Article Text
Abstract
Ependymoma is the second most common paediatric malignant brain tumour. Overall survival remains relatively poor, and at relapse is dismal. One potential strategy to improve outcome is exploiting the metabolic differences between normal and tumour cells. Under normal physiological conditions, brain cells metabolise glucose for energy. If ‘starved’ of glucose, ketone bodies are metabolised. Mitochondrial defects in brain tumour cells obviate this metabolic flexibility resulting in a dependence on glycolytic energy (Warburg effect). Thus, a high fat, low carbohydrate ketogenic diet (KD) may control tumour growth. We evaluated the expression of ketolytic enzymes; succinyl-CoA:3-oxoacid CoA transferase 1 (OXCT1) and d-b-hydroxybutyrate dehydrogenase 1 (BDH1), both involved in ketone body utilisation and the glycolytic enzyme; pyruvate kinase M2 (PKM2), essential for aerobic glycolysis, in 75 paediatric ependymomas by immunohistochemistry.

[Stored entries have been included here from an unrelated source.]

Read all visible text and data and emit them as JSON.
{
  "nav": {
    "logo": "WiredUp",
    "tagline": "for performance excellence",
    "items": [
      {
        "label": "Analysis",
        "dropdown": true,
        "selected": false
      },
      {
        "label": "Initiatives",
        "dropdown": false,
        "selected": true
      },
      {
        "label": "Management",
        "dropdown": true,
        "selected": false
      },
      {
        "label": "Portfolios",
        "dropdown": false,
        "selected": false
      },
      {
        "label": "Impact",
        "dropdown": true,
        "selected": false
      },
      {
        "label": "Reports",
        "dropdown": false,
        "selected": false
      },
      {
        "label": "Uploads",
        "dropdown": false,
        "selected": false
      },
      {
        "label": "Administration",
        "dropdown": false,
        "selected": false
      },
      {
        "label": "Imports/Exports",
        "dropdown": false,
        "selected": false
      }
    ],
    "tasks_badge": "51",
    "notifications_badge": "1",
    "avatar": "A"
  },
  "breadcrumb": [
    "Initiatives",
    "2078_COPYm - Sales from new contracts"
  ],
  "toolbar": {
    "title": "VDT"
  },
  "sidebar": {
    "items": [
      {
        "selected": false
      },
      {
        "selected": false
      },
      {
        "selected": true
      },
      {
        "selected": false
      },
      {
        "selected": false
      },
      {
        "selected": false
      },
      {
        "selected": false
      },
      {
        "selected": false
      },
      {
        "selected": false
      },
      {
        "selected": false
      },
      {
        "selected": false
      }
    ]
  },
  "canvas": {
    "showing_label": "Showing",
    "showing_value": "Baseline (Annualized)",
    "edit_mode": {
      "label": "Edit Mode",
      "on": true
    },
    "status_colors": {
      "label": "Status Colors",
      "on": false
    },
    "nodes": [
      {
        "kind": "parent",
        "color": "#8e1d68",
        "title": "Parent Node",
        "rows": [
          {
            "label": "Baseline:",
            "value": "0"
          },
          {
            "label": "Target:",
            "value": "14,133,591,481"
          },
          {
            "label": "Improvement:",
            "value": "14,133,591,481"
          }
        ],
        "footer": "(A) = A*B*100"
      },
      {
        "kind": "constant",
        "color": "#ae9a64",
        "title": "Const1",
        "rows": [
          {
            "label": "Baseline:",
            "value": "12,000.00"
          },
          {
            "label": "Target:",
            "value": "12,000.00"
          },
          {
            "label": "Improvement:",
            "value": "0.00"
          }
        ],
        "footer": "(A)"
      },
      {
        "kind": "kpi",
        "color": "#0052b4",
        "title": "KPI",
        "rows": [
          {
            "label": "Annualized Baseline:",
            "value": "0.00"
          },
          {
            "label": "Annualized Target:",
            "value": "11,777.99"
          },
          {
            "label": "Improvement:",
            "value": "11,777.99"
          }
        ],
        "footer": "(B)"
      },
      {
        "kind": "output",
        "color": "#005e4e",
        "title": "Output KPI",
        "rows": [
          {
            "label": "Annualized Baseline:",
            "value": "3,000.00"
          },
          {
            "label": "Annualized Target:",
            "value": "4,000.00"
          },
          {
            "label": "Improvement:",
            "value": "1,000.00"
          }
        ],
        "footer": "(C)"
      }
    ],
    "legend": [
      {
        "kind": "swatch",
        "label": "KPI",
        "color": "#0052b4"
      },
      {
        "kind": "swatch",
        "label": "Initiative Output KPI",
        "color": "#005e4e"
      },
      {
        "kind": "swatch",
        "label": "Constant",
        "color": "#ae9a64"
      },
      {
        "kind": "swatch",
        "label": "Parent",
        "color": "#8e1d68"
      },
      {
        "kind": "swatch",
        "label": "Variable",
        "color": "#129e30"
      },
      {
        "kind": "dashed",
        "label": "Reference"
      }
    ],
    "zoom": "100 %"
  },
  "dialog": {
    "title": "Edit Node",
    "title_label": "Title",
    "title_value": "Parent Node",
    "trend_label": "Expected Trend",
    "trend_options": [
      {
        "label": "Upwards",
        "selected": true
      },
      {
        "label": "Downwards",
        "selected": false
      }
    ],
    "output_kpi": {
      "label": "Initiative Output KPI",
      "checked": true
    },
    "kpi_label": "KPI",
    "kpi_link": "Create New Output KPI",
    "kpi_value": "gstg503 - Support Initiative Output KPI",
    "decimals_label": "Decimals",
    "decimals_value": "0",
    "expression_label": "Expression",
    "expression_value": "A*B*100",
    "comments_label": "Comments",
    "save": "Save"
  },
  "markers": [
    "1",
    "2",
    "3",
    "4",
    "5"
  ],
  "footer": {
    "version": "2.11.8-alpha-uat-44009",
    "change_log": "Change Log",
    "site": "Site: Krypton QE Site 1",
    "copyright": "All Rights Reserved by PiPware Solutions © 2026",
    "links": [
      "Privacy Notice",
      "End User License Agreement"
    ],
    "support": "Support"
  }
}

Expression was assessed as low (<20%) or high (>20%). 84% showed low expression of OXCT1% and 91% of BDH1. Low expression of either results in an inability to metabolise ketones. 82% showed high expression of PKM2, increasing the Warburg effect and when combined with low expression of BDH1 (69%) or OXCT1 (83%), the optimal immunohistochemistry profile, arrests ketone metabolism. Children aged <36 months were 5 times less likely to show high expression of OXCT1 compared with 36 months (p=0.0321) and 7 times more likely to show high expression of PKM2 (p=0.0097). The KD therefore offers a potential addition to current therapies including at relapse. However, the KD would need to be carefully evaluated prior to acceptance as a useful additional therapy.